Poi ci ha spiegato come utilizzare i pedali ed i freni. Mentre si è in pista fino a 40 nodi si può controllare l’aereo con il ruotino, sopra quella velocità si utilizzano solo i pedali.

I freni sono molto sensibili, quindi anche qui bisogna saper dosare. Come in macchina.

Dopo il briefing sui comandi, abbiamo fatto il briefing sul volo. Ognuno di noi aveva la possibilità di sedersi sia sul lato del co-pilota sia sul lato del comandante.

Sul lato del co-pilota avremmo svolto il ruolo appunto del co-pilota assistendo il comandante. Sul lato del comandante… puoi immaginare.

Dopo circa un’oretta, eravamo pronti per entrare nel simulatore, ambientarci un po’ ed iniziare.

Nel simulatore al posto del co-pilota

Dopo aver lanciato la moneta a me è capitato il primo turno come co-pilota. Nessun problema perchè mi ha dato modo di familiarizzare un po’ di più con la cabina.

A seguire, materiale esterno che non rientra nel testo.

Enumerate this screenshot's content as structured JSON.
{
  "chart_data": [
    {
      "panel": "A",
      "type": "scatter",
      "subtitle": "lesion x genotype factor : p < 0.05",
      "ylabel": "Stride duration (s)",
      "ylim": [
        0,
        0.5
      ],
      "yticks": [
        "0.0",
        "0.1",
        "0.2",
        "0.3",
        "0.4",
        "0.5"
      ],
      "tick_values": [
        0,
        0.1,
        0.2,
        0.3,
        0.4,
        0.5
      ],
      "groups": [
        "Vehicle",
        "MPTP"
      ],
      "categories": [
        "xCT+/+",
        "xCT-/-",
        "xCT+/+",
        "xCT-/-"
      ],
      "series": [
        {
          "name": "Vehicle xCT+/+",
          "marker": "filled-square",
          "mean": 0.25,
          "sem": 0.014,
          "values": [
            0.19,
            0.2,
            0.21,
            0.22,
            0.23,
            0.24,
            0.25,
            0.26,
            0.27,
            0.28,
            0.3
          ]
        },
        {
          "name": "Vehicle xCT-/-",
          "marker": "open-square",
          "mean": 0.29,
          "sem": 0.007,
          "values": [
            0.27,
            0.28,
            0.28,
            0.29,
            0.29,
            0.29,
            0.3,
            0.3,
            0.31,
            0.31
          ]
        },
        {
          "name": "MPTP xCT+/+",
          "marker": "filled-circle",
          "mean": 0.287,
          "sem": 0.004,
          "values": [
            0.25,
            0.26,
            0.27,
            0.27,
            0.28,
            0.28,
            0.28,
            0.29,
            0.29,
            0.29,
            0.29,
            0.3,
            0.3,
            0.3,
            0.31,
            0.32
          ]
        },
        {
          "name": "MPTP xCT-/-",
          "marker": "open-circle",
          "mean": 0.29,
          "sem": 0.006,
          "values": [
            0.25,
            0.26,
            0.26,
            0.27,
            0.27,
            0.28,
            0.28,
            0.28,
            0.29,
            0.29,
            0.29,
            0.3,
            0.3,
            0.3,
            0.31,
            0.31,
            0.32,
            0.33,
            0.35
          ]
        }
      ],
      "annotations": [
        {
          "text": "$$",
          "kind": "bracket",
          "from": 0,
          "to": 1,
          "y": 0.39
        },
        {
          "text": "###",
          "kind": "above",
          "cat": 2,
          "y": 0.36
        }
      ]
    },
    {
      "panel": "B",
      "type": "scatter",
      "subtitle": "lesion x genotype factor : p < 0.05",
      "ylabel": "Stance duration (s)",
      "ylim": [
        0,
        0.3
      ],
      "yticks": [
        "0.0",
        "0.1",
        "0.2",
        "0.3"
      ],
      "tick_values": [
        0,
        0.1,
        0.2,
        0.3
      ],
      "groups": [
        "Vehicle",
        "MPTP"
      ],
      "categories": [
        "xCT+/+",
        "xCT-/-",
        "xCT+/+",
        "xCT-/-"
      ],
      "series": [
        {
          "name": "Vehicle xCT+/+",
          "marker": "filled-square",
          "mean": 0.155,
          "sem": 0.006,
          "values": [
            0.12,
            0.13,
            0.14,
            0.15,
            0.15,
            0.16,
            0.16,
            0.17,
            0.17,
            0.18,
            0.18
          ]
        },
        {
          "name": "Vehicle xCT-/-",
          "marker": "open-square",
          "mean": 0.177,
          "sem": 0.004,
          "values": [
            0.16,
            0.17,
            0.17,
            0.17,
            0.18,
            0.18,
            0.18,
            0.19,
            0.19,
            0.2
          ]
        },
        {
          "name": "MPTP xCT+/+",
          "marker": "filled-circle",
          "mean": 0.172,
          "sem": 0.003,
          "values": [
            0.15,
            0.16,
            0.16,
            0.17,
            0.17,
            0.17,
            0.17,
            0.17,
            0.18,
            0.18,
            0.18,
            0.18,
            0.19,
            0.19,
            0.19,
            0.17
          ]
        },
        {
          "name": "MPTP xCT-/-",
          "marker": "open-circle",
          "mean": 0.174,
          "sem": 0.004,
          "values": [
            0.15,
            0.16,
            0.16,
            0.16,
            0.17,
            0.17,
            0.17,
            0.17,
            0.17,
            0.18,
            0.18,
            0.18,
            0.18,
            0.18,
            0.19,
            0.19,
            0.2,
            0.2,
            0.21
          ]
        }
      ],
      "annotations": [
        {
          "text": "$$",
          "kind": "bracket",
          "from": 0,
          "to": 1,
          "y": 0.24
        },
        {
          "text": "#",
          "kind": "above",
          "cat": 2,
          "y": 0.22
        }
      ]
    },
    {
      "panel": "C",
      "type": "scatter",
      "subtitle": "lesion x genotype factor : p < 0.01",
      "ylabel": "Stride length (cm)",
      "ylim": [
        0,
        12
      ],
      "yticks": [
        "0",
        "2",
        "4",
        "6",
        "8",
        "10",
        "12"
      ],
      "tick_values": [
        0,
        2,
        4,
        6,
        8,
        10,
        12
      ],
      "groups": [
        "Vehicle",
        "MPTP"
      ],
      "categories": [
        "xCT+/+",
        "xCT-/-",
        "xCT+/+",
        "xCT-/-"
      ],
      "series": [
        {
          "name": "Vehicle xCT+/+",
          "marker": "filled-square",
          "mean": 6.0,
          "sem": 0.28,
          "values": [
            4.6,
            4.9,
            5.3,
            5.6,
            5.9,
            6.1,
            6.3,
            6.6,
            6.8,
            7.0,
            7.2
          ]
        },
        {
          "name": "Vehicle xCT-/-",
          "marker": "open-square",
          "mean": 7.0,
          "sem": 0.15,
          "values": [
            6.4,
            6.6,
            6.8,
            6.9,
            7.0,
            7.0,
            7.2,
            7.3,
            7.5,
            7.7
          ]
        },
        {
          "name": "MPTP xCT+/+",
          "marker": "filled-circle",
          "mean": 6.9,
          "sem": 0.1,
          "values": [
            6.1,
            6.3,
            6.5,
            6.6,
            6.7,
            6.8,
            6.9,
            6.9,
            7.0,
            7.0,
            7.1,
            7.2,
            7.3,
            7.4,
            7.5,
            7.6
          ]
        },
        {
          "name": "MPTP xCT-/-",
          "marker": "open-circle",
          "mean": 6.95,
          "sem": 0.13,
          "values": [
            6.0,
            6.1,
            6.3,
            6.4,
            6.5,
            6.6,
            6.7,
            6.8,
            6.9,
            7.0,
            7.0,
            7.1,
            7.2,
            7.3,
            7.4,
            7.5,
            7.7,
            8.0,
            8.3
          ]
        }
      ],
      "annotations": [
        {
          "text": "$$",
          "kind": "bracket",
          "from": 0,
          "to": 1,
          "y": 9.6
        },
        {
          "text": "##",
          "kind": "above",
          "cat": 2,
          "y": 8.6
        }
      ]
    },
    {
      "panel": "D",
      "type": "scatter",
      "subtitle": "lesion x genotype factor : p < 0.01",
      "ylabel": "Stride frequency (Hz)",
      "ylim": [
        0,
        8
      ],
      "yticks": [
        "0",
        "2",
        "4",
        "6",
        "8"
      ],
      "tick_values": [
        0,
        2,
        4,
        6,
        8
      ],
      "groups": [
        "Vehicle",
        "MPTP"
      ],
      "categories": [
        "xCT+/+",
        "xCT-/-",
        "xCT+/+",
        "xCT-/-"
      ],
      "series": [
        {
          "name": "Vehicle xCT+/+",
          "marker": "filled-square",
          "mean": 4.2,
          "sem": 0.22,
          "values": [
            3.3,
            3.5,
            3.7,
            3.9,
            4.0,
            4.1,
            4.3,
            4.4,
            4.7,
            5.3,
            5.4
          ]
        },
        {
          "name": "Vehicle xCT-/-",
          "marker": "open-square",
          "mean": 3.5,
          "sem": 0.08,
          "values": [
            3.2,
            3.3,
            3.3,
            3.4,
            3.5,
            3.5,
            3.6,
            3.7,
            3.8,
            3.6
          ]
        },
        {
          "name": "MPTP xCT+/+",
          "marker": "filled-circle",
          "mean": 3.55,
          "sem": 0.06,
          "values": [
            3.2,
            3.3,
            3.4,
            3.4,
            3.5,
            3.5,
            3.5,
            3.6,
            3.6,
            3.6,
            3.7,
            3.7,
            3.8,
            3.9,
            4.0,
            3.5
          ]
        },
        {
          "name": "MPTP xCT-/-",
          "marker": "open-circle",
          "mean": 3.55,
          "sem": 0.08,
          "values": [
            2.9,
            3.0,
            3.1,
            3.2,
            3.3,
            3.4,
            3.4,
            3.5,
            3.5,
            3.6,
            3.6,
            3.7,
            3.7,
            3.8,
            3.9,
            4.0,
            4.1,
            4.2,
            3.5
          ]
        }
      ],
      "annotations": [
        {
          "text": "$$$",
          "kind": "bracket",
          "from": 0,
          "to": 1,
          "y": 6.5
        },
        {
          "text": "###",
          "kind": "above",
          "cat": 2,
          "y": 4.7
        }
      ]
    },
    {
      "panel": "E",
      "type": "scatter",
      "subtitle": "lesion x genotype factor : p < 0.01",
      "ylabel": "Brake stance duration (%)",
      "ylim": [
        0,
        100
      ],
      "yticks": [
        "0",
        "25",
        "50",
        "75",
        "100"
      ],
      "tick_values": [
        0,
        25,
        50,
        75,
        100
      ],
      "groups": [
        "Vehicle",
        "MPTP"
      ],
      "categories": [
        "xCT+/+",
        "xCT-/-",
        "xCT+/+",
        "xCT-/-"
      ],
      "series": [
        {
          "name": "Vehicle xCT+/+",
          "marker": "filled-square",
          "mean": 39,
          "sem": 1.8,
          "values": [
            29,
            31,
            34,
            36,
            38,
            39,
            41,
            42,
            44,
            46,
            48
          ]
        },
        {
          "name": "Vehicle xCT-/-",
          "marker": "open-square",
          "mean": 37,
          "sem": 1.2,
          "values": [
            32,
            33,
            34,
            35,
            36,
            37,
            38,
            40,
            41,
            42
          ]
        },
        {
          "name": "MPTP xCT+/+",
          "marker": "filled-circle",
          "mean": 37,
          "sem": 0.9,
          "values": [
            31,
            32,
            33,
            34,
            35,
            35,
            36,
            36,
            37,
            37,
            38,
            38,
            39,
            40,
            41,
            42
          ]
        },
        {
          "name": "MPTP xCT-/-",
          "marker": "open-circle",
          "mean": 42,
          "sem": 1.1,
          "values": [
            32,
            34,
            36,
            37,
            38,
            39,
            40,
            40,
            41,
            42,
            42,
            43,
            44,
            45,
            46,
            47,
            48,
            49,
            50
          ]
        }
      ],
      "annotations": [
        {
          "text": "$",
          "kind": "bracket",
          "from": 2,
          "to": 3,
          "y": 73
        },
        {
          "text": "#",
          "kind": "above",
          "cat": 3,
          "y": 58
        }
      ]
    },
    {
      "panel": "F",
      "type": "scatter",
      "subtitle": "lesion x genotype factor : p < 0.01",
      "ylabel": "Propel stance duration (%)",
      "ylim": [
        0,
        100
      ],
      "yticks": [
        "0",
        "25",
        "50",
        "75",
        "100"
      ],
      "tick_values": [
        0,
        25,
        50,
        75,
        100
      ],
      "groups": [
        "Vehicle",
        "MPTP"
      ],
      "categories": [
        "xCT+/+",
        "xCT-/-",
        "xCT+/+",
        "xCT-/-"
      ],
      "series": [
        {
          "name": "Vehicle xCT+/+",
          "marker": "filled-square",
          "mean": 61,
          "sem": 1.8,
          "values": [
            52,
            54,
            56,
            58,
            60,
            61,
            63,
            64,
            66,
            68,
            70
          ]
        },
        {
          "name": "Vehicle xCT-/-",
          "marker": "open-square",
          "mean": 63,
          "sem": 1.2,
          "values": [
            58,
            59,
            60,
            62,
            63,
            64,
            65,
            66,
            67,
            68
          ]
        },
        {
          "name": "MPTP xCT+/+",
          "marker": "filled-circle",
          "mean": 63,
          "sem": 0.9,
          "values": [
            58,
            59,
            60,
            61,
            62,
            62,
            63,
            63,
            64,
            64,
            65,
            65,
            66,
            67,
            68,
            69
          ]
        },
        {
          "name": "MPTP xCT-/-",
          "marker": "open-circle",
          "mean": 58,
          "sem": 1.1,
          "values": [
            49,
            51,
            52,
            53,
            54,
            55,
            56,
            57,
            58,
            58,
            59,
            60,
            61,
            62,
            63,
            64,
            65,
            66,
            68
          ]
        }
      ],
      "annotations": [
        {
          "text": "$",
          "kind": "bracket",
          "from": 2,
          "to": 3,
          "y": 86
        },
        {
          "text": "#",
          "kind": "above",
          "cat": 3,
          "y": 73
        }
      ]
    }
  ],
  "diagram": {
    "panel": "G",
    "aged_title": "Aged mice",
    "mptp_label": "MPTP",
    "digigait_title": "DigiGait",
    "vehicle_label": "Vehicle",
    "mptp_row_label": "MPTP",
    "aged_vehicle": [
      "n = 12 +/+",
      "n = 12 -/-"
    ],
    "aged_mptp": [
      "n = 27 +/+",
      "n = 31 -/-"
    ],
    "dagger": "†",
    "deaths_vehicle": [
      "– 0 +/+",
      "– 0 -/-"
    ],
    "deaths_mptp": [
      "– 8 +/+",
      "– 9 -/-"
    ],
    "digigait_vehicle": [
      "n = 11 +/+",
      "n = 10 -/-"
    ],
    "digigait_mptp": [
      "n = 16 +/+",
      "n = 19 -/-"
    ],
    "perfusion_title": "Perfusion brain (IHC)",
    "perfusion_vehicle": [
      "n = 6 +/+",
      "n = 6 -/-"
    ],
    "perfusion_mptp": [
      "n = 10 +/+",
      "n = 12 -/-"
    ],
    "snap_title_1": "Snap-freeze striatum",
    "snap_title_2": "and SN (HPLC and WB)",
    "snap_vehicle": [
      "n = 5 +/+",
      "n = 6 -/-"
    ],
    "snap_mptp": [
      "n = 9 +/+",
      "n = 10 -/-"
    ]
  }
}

Chiaramente, da buon appassionato, prima di andare a Berlino mi ero studiato per filo e per segno ogni dettaglio della cabina, ogni strumento e la posizione di ogni bottone. La cosa mi è servita perchè una volta dentro sono riuscito a riconoscere le varie cose.

Abbiamo iniziato la simulazione. Prima di tutto dovevamo “sentire” la sensibilità dell’aereo a terra mantenendolo centrato lungo il centro pista accelerando ad una velocità di 80/100 nodi.

Non semplicissimo, ma ci è voluto poco per capire quanto spingere sui pedali.

Fatto questo eravamo pronti per il decollo. Il “comandante” ha iniziato ad accelerare e io dovevo chiamare le velocità V1 e Vr. Una volta in volo ho sollevato il carrello e man mano che la velocità saliva ho regolato i flap.

Qualche virata e poi pronti per l’atterraggio. Non abbiamo fatto alcuna manovra per arrivare in pista. Purtroppo avevamo solo 20 minuti a testa per “giocare”, quindi l’istruttore di volo ha impostato la simulazione posizionando l’aereo sul finale regolando la manetta dal suo quadro comandi e facendoci atterrare utilizzando solo la cloche e non regolando le manette.

Dovevamo mantenere la direzione con la pista e seguire il sentiero di discesa con l’Ils. Al momento giusto bisognava sollevare il muso dell’aereo e toccare terra.

Il mio turno come “comandante”

Ora iniziavamo ad essere seri. Ognuno aveva la possibilità di fare un solo atterraggio, ma tutti avevano notato la mia grande passione e tutti d’accordo ho potuto fare 3 atterraggi.

Prima di atterrare, ancora in volo ad alta quota ho fatto qualche virata, rallentato per sentire come l’aereo risponde quando si decelera, eccetera. Ho giocato un po’.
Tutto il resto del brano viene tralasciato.